Theresa May ancora sconfitta in parlamento sulla Brexit concordata con Bruxelles (Ansa)
Per evitare un balzo nei prezzi per i consumatori, il Regno Unito taglierà i dazi sulle importazioni in caso di Brexit senza accordo, applicando un regime temporaneo che potrebbe durare fino a 12 mesi in attesa di definire tramite negoziati un sistema permanente. Lo ha detto stamani il ministro delle Politiche commerciali, George Hollingbery: «Se usciamo senza un accordo, imposteremo a zero la maggior parte dei nostri dazi sulle importazioni, mentre terremo i dazi per le industrie più sensibili».
Il Parlamento di Westminster non ci sta e, per la seconda volta, respinge l’accordo sulla Brexit negoziato dalla premier Theresa May con l’Ue. I numeri – 391 no, 242 sì – descrivono una sconfitta poco meno schiacciante rispetto a quella di gennaio, quando il piano fu respinto con uno scarto di 230 voti. Il risultato politico resta comunque disastroso. A due settimane esatte dalla scadenza entro cui la Gran Bretagna deve lasciare l’Ue (29 marzo), il no della Camera dei Comuni all’accordo suona come una sfida a Bruxelles dagli esiti incerti e pericolosi.
Registrata la sconfitta la premier si è limitata appena a confermare che, come annunciato, nella giornata di mercoledì 13 marzo l’Aula verrà chiamata a decidere se escludere, o meno, l’ipotesi (a lei non gradita) di uscire dall’Ue senza un accordo. Nel caso in cui i deputati respingano anche questa possibilità, domani, si voterà per dare al governo il mandato di avviare le procedure di posticipo della Brexit.
La speranza che il piano potesse essere approvato è durata appena qualche ora. Lunedì, a mezzanotte, May ha presentato in una conferenza stampa improvvisata con il presidente della Commissione europea, Jean-Claude Junker, il documento con cui l’Ue si era impegnata all’ultimo momento a garantire una «maggiore chiarezza giuridica» del backstop, la contestata clausola di garanzia del confine nordirlandese che su cui il processo verso la Brexit si è inceppato. La premier ha pensato che quella mano tesa da Bruxelles a Londra avrebbe convinto i falchi brexiteer del partito conservatore a sostenerla, all’indomani, nel voto in Parlamento.
Così, invece, non è andata.

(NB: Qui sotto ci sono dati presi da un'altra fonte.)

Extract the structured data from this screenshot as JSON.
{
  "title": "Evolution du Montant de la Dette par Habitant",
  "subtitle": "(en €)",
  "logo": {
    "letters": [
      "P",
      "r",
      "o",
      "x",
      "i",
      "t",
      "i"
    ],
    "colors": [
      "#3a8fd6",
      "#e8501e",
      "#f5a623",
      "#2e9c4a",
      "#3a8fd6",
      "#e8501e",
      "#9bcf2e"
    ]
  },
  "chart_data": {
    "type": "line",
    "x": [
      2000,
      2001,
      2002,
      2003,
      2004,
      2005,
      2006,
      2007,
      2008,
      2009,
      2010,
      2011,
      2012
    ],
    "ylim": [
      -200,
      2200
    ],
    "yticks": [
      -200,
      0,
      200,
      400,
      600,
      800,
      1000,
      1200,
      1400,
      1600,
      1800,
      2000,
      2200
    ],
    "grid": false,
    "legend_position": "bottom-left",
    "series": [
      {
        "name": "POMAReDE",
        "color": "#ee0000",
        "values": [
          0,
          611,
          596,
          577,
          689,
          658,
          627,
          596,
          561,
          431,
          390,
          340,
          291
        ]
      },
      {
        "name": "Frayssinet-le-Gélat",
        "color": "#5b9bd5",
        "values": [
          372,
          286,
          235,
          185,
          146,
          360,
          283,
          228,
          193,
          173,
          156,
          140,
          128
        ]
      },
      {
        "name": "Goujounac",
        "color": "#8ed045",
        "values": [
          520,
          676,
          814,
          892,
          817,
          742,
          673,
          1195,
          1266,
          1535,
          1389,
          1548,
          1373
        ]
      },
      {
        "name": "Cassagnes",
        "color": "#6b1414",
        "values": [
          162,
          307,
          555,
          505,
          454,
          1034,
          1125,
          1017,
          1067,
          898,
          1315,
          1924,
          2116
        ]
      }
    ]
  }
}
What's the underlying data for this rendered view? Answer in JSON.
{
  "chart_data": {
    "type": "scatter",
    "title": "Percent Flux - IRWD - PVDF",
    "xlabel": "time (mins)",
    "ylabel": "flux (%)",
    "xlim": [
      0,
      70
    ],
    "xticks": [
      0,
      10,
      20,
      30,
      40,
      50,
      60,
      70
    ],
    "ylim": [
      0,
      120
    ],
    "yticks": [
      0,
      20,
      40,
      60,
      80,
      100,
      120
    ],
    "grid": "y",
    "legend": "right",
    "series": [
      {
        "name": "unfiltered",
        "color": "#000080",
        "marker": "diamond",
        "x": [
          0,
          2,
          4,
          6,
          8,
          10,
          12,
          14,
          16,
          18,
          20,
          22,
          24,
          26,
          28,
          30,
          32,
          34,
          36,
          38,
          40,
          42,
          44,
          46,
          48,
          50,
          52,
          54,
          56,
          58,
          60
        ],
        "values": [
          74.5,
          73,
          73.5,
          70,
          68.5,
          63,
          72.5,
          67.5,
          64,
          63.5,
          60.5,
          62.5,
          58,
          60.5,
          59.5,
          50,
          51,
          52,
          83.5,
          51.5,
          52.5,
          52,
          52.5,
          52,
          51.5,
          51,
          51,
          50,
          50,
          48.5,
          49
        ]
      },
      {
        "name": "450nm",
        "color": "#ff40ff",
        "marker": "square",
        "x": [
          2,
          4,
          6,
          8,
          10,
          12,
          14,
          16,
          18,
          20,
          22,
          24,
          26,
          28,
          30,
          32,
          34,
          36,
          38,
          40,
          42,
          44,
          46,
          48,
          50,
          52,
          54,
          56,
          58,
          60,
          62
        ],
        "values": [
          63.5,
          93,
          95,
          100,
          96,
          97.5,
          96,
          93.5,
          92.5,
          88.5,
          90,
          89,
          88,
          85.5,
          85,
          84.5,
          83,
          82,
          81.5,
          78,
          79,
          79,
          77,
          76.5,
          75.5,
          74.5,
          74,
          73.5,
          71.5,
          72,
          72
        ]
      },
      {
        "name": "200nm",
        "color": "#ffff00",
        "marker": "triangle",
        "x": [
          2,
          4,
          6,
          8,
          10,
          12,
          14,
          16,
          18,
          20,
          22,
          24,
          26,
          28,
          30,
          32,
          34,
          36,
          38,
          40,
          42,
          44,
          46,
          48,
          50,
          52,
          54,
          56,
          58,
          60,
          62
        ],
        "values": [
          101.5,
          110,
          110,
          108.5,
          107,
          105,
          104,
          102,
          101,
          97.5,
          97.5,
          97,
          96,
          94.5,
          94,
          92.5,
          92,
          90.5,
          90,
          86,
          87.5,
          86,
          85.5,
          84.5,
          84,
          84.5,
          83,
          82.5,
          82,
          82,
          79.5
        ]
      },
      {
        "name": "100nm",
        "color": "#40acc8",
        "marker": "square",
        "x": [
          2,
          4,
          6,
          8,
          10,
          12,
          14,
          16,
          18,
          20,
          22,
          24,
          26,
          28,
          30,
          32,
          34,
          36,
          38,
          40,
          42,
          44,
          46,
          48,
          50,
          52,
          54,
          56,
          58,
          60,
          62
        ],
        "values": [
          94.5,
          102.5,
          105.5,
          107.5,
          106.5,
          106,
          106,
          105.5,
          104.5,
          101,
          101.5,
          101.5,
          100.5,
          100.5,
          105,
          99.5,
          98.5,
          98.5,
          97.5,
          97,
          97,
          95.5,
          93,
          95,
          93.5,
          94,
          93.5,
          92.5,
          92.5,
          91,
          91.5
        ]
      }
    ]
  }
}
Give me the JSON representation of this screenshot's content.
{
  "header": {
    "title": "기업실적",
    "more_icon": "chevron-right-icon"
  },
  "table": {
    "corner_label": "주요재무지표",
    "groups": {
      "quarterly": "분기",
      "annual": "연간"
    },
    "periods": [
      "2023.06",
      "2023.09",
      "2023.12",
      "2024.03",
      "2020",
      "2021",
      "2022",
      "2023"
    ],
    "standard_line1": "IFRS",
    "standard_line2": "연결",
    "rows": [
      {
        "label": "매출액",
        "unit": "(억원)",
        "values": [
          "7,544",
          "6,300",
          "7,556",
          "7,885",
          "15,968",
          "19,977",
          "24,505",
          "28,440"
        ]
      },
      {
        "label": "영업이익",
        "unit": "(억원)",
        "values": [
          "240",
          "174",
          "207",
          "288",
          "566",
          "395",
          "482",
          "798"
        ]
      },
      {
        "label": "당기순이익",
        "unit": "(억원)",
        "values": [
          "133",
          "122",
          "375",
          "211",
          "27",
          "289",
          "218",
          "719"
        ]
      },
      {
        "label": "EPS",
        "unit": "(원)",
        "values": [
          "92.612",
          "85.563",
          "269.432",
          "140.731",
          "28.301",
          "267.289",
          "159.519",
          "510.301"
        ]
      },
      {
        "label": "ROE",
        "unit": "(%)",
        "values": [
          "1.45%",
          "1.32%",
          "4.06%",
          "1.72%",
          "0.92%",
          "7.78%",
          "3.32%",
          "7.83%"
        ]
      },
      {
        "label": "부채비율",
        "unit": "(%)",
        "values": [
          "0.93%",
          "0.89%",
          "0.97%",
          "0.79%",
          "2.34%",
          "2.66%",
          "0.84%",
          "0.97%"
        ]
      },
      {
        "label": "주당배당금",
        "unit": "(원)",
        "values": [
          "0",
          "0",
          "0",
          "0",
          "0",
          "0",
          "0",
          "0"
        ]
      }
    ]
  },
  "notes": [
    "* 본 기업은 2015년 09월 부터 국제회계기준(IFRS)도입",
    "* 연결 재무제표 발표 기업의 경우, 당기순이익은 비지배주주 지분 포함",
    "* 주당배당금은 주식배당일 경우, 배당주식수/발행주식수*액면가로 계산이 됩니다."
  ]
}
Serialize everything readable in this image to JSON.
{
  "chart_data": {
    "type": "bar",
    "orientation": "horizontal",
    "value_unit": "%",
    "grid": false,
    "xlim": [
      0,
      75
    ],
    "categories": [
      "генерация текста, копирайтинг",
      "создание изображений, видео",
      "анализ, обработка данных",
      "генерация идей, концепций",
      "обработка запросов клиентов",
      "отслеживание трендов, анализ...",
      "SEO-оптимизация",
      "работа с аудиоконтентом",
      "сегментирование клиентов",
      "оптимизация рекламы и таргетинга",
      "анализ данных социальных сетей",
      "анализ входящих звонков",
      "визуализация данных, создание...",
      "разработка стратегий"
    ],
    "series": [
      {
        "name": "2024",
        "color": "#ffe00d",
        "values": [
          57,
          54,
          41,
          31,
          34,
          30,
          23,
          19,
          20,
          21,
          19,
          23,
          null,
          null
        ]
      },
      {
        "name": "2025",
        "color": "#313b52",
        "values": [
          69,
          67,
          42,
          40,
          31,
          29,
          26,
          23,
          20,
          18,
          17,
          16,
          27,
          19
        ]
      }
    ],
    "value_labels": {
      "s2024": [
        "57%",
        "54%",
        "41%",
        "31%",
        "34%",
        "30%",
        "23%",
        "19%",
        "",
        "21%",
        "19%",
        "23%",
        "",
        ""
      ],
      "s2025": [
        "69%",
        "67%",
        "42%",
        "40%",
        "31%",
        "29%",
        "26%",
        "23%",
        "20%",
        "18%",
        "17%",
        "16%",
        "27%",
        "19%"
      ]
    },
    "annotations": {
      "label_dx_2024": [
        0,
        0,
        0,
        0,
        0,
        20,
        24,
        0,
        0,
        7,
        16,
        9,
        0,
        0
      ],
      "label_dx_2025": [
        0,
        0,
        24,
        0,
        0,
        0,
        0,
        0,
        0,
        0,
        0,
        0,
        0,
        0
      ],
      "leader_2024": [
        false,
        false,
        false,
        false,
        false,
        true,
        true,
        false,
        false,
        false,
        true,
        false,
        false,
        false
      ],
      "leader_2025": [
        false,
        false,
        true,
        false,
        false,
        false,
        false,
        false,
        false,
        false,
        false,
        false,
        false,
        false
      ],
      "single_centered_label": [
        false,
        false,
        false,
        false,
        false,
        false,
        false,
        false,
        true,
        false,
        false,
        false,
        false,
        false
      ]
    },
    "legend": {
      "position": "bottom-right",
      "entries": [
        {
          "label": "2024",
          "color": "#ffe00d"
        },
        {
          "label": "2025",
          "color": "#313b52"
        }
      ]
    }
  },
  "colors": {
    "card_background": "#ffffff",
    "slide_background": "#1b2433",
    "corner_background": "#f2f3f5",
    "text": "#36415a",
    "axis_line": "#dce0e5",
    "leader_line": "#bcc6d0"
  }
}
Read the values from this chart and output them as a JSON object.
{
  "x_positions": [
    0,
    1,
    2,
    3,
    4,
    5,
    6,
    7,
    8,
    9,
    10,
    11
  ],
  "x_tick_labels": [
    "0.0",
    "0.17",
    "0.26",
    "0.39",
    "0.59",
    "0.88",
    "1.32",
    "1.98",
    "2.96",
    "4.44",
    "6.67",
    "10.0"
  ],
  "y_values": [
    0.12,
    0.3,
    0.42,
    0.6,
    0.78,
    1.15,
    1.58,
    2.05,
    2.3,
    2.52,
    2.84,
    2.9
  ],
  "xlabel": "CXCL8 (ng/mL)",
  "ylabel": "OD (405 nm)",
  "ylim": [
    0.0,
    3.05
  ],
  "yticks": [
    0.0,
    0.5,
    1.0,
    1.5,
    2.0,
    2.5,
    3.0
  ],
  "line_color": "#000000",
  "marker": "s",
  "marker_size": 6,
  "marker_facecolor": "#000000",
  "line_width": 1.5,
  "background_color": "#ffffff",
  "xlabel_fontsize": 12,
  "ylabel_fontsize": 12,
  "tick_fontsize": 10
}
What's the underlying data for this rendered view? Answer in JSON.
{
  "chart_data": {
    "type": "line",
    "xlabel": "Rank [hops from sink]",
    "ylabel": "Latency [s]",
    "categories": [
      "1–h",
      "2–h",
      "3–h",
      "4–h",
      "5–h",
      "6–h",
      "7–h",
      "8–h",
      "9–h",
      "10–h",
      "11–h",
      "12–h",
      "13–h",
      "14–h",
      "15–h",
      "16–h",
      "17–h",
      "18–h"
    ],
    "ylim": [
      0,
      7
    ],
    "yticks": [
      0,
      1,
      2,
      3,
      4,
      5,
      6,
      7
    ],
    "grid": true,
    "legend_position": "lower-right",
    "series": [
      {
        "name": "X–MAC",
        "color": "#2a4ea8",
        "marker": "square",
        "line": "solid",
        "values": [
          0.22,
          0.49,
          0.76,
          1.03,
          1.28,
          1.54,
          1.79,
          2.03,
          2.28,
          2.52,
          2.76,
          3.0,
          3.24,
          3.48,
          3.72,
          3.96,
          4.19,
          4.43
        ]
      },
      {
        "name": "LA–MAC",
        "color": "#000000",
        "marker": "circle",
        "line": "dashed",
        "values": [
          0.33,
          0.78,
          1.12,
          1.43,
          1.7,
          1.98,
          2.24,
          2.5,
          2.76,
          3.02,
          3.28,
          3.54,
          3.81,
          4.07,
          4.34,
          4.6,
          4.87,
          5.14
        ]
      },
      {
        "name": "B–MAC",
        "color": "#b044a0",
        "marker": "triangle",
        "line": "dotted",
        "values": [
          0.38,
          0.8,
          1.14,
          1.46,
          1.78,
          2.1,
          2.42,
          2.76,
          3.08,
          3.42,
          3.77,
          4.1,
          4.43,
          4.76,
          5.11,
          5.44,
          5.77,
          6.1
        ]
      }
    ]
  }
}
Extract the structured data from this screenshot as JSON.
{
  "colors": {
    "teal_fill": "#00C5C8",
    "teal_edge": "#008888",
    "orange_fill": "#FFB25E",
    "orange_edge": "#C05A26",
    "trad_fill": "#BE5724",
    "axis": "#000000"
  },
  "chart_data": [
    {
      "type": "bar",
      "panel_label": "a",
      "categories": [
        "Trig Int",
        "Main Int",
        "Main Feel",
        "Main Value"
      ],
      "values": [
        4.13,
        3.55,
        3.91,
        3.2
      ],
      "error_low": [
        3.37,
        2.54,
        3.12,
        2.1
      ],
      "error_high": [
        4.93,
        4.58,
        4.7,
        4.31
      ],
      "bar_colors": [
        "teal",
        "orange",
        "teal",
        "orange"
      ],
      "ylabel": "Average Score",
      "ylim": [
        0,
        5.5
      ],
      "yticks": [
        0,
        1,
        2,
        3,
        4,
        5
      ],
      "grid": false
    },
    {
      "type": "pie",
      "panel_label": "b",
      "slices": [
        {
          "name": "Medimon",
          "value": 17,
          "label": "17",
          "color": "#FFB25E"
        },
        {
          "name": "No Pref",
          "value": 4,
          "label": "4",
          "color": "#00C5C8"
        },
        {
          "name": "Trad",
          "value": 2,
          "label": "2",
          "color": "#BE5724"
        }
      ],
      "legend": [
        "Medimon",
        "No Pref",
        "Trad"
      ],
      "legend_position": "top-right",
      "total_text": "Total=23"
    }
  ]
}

Il parere legale all’integrazione dell’accordo che il procuratore generale Geoffrey Cox ha diffuso in mattinata ha, a sorpresa, fatto passare l’idea che quella mano tesa potesse essere una trappola. «Il rischio legale» di una durata indefinita del backstop, ha detto, «rimane invariato». La dichiarazione ha dato la spallata finale al piano May. Allarmati da Cox, i brexiteer più oltranzisti dei Tory, un’ottantina di deputati guidati da Jacob Rees-Mogg e Boris Johnson, non hanno avuto più alcun dubbio, se mai ce ne fosse stato uno, e hanno votato contro l’accordo. Identica la reazione degli unionisti nordirlandesi del Dup.
Se oggi, tuttavia, dovesse concretizzarsi l’incubo di una separazione no deal, così invisa a tanti leader europei, prima fra tutti la cancelliera tedesca Angela Merkel, qualcuno pensa che l’Ue potrebbe concedere un compromesso più significativo sul backstop al vertice europeo del 21 e 22 marzo. In tal caso, ci sarebbe tempo per chiedere al Parlamento un altro voto prima del 29 marzo. È pur vero, però, che il braccio di ferro tra Londra e Bruxelles sta logorando la pazienza di entrambi.